A survey of some fairly recent cases reveals that when the payor spouse’s income is close to the $350,000 mark, courts seem somewhat more likely to make an award that is closer to the SSAGs-recommended amount (see for example Marzara v. Marzara (2011), 2011 CarswellBC 742, 2011 BCSC 408 (B.C. S.C.), where the low end of support was ordered given the circumstances and the husband’s $375,000 income; see also Abelson v. Mitra, 2008 BCSC 1197, 2008 CarswellBC 1873,  B.C.J. No. 1672, 59 R.F.L. (6th) 364 (B.C. S.C.).
Conversely, the further from the $350,000 income figure, the less influential the SSAGs appear to be in the courts’ determinations; there seems a willingness to abandon the SSAGs-suggested amounts entirely in favour of an award that – while still proportionate – is better tailored to the individual circumstance but can be on either high or low end of the range. For example, in Denofrio v. Denofrio (2009), 72 R.F.L. (6th) 52 (Ont. S.C.J.), the husband earned $4.1 million per year and was ordered to pay $15,000 tax-free in monthly interim support, despite the wife’s request for $150,000 per month. Contrast that to McCain v. McCain, 2012 ONSC 7344, 2012 CarswellOnt 16853 (Ont. S.C.J.), where the husband earned more than $9 million annually, and despite their long-term traditional marriage, the wife was ordered to receive $175,000 in temporary monthly support which was still an amount below the SSAGs range. Similarly in Elgner v. Elgner, 2010 ONSC 1578 (Ont. Div. Ct.) the husband earned between $2.8 and $3.9 million a year, and was ordered to pay to his wife of 33 years $100,000 per month, which was on the low end of the formula amount as well.
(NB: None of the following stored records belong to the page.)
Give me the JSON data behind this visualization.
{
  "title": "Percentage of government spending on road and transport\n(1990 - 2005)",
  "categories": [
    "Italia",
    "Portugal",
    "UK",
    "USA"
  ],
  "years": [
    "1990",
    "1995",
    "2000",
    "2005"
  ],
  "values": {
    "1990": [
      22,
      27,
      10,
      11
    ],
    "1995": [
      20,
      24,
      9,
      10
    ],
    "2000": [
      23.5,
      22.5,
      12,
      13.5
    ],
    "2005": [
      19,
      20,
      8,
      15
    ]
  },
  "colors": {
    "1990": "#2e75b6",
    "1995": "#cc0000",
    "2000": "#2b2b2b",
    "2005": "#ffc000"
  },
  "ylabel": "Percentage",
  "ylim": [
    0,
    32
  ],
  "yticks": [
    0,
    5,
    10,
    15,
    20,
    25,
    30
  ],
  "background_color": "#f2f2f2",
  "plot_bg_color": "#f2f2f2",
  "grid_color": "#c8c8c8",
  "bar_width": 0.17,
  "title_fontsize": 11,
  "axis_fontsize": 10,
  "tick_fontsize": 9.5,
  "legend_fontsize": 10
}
Frankly — as with all spousal support decisions – the exceptionally high-income-earner cases go in many different directions. And even discounting the fact that they are relatively few and far between, it may be too early to declare that there is a discernible trend to them. The courts have been deliberately instilled with considerable discretion, so the path of future cases will continue to develop incrementally, on a case-by-case, decision-by-decision basis.